I have a diagnosis at last, and although not definitive, it seems to be the most likely one.  It would appear that I have developed a form of epilepsy and am being treated for that with purple pills that I have to add to my growing list of medications. I was already feeling unworldly before I began taking them but at least the episodes should be kept at bay. The next batch are overdue so maybe the pills do work - early days.

So now I have to find other things to write about. Mostly my posts here are pretty random and I babble about  whatever has come into my head. I sometimes wonder about those of you that read, or at least open the posts. I know that I have a small number of followers but you are of course anonymous and that is how it should be.  Occasionally I get a comment from someone but these tend to be few and far between; I must say that comments are welcome as it reminds me that I am not writing in a vacuum.

Anonymity is a double edged sword however and many people expressing their views on the web, do so only because they cannot easily be identified. Sitting in a darkened room can give a great sense of safety, and in those circumstances it is easy to be brave and even aggressive.  I am a frequent user of social media and I do use Facebook to express my views and to occasionally challenge the garbage that gets published, and for that I am frequently in trouble with some people that I know; especially those who think that the sole purpose of Facebook is to display their dinner or their pets.  At least with Facebook, people can identify me and I can limit my profile access to those who I wish to communicate with.

Social media will change the world more than we can imagine. We live in a world community and yet that community is divided and kept that way by manipulation of wealth. The rich have had things their way for centuries and there is a whiff of change in the air. There will be revolutions; the current system does not work and cracks are already appearing. Let us hope that light does get in and that the whole thing does not fall apart; anarchy is not an attractive option.


Thursday 1 December 2016

Brain Damage

https://www.youtube.com/watch?v=1Z39KZAryzk

Another in a long succession of bright sunny days, but so cold. However this is preferable to the dull dark rainy winter days that are the norm.  Today is also my appointment with the neurologist and I hope that I may get some answers, though of course he may have none. Some things are mysterious and have no answers. We do tend to think that all questions can be answered, and of course Google can do most things but there will always be mysteries.

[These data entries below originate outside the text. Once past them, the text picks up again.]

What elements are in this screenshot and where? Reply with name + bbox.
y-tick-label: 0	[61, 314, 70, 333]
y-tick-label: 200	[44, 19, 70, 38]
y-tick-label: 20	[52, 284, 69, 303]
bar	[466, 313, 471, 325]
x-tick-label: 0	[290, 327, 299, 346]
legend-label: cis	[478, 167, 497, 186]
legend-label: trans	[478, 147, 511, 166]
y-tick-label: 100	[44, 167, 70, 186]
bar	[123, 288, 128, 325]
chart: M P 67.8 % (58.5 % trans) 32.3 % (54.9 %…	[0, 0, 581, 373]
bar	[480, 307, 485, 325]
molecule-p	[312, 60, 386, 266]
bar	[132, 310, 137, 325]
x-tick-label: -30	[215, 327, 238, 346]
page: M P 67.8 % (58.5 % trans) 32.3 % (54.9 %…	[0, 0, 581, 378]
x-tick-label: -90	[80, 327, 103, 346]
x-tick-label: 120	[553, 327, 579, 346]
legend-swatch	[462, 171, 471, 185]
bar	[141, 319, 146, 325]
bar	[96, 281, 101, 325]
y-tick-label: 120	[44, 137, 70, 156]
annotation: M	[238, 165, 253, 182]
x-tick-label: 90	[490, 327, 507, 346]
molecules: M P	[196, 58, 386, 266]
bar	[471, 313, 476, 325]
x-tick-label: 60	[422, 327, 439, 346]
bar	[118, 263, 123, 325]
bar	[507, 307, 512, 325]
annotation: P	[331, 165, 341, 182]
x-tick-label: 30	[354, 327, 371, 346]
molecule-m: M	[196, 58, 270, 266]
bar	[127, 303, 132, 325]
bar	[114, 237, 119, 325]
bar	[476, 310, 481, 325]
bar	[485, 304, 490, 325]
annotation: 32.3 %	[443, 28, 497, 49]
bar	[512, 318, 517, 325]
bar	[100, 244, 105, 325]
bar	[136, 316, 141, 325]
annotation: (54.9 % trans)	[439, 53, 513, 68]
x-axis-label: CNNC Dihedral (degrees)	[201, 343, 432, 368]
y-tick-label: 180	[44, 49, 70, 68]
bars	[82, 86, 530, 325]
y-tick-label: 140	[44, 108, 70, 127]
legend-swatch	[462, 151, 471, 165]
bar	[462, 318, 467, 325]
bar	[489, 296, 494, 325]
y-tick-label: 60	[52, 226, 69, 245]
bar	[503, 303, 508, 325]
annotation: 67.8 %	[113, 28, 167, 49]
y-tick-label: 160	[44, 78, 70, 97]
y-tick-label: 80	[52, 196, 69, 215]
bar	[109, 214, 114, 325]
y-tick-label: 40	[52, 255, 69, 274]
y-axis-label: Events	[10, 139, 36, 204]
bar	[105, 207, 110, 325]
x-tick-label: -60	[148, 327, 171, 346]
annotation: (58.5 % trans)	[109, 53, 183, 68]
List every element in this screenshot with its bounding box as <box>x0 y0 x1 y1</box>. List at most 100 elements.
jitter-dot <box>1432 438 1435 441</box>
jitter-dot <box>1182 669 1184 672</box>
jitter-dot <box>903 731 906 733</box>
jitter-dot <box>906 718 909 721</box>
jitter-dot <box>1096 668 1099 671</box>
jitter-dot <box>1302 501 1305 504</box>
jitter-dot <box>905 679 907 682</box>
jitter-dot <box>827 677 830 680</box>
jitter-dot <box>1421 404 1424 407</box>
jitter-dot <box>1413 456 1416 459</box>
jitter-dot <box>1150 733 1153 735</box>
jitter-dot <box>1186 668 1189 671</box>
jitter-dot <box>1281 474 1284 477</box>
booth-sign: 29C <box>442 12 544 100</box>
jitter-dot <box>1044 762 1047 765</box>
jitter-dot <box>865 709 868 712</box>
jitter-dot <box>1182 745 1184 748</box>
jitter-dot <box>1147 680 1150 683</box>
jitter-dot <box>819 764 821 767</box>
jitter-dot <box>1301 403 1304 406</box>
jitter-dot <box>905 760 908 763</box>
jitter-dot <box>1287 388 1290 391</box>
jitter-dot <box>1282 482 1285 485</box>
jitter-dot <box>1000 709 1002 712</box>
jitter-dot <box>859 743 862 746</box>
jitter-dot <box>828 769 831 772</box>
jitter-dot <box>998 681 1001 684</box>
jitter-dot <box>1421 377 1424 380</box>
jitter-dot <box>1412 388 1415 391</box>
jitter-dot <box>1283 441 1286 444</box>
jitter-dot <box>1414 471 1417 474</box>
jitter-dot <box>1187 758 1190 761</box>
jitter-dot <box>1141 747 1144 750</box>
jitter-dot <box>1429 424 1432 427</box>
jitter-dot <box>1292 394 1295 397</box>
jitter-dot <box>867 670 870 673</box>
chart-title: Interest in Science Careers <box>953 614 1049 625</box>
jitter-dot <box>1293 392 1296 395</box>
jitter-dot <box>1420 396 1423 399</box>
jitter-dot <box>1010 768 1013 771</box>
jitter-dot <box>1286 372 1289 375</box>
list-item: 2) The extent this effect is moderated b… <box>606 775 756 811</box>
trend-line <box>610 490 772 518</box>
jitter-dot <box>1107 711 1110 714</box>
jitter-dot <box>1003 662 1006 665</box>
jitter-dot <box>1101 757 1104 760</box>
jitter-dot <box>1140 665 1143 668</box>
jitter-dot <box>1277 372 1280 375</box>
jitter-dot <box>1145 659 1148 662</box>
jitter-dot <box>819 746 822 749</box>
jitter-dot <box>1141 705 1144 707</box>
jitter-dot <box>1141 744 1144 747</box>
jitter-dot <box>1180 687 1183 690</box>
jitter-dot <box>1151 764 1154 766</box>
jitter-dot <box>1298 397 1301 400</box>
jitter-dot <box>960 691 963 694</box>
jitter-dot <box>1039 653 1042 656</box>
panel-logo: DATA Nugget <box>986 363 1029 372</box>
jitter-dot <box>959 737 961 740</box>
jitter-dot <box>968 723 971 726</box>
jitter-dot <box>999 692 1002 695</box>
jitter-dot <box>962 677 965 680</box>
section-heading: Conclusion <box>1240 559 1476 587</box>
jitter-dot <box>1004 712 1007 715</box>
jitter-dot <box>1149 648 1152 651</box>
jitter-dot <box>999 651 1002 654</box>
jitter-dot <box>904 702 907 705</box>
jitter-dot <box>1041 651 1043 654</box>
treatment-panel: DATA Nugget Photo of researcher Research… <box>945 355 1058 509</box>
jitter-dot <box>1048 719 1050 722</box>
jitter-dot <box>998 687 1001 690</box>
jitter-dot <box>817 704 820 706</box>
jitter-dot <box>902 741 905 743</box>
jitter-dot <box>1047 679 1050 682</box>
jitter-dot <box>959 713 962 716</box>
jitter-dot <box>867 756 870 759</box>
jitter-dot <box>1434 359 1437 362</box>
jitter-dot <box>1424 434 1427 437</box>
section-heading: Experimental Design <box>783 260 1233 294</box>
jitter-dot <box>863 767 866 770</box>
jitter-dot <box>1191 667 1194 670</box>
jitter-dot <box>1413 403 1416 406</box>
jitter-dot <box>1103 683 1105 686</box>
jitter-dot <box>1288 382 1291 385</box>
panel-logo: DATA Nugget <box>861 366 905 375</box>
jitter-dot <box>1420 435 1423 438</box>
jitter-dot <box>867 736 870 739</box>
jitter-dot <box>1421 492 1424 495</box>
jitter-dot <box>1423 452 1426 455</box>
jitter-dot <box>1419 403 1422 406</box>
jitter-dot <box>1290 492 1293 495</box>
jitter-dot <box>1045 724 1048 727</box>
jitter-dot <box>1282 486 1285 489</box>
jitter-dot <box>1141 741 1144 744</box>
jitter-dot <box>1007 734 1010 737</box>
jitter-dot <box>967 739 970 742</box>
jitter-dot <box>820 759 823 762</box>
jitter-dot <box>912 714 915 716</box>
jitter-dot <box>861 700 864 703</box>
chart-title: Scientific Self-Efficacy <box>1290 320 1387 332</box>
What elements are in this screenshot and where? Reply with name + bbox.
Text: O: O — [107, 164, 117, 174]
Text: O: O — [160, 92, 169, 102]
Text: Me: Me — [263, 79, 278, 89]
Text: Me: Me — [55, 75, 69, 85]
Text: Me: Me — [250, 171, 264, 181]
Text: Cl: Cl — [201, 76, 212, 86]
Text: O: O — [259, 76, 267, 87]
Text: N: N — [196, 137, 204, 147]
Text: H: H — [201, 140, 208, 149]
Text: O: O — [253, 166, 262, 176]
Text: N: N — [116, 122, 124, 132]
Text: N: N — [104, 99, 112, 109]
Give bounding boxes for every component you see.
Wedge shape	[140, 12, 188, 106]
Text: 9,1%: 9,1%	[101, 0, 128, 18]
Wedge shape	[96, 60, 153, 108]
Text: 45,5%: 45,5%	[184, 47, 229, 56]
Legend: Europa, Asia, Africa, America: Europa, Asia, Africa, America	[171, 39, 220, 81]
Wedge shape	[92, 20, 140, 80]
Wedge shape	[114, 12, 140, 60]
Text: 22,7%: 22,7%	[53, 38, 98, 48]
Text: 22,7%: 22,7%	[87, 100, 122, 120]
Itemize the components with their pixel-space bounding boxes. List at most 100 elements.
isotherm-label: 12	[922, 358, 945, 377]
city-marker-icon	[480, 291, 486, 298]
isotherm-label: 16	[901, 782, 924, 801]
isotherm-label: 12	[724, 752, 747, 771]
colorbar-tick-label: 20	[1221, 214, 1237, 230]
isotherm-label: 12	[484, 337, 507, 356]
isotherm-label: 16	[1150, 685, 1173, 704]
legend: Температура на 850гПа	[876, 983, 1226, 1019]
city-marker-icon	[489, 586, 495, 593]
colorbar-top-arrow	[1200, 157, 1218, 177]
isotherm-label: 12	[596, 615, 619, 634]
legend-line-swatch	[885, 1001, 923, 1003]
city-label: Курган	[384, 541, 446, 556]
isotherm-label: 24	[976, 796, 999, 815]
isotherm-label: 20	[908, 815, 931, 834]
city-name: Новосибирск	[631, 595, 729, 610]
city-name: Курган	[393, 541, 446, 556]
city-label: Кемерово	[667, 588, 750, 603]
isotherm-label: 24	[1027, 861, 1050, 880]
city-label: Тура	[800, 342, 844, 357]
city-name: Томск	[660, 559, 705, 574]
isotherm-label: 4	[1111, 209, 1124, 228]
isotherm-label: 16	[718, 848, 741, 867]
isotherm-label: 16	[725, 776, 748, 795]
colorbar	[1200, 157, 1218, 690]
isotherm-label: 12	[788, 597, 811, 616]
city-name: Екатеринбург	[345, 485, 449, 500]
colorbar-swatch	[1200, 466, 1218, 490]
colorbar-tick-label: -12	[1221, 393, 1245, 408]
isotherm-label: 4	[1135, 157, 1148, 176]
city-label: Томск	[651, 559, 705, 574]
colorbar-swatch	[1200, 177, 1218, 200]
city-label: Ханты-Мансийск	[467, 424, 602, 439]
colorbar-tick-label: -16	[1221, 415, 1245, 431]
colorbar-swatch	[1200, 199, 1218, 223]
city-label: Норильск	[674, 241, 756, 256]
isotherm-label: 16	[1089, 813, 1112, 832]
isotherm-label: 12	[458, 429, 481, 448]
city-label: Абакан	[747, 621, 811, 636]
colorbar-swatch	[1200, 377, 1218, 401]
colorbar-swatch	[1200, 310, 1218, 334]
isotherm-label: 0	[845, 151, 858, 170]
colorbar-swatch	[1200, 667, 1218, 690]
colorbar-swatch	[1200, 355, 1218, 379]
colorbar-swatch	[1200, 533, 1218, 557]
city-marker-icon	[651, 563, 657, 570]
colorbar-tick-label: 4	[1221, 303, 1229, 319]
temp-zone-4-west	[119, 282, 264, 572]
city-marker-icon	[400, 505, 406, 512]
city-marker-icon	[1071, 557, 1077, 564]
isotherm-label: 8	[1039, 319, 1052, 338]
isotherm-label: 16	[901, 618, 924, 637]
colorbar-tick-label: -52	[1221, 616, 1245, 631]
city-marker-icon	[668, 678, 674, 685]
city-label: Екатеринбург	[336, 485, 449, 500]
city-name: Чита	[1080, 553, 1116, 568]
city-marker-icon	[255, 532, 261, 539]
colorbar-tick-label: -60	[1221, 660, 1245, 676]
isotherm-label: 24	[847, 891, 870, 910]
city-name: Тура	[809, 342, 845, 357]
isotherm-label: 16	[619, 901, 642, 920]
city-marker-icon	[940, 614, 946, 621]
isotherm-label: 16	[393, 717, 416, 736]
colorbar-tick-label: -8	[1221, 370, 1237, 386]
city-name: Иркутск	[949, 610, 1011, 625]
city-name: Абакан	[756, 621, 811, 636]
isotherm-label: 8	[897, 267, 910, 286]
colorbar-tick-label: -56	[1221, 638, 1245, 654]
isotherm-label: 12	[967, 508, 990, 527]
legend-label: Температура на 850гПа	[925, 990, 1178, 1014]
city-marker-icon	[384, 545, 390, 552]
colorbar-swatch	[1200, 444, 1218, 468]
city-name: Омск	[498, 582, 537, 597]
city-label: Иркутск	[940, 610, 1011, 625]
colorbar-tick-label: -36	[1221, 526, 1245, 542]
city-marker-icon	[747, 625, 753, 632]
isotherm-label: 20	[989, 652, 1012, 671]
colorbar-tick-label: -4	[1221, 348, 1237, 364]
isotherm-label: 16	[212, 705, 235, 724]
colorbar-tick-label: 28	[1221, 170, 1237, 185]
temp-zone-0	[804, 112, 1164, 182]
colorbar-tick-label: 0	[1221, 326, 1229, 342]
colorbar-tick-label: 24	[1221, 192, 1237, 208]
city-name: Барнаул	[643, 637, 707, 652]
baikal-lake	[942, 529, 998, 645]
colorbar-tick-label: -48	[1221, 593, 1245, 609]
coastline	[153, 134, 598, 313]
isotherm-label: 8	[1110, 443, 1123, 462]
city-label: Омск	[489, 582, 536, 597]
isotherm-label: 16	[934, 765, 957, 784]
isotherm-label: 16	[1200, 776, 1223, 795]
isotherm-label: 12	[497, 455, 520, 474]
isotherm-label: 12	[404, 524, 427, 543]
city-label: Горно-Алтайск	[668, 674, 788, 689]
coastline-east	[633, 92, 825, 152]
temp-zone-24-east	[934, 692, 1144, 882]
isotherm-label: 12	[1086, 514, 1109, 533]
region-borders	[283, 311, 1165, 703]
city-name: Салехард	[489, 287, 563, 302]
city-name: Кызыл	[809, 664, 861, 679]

Science has made much progress in our understanding of the brain, but it remains the least well understood organ in the body. It is fundamentally a mass of cells, neurons of  several types, blood vessels and fluid filled spaces, incapable of independent existence but it is where WE reside. Our thoughts, memories and emotions all originate in the brain, the rest of our bodies are there to ensure the survival and to provide stimulation for the brain.  We can describe the nature of nerve impulses and their propagation, we can to some extent comprehend the effects of those impulses on muscles and glands and we know how many of the hormones released operate, but we still do not fully understand memory or even our sense of self. There are some that believe that the brain is far too complex for us ever to understand it fully.

Some believe that the self is a soul and that it is immortal, remaining in the body as long as it lasts and then moving on.  It is easy to see why these beliefs are held, as when the brain shuts down completely, all we are is a lot of meat that will in a short while decompose into component parts. The idea that we have gone forever is for some very scary.  For me it isn't; we are all temporary and must face the fact that the world was here before us and will continue when we die. Some of us will be missed by a few people but we will inevitably cease to exist apart from in the memories of others or in family photographs.

I know that there is no tumour in my head, and for that I am grateful. I have known a number of people who have had them and have suffered horribly as a result.  There is some comfort in that knowledge but I am not sure how I will feel this afternoon, whatever the news may be. Remaining a mystery may be as hard as having an explanation.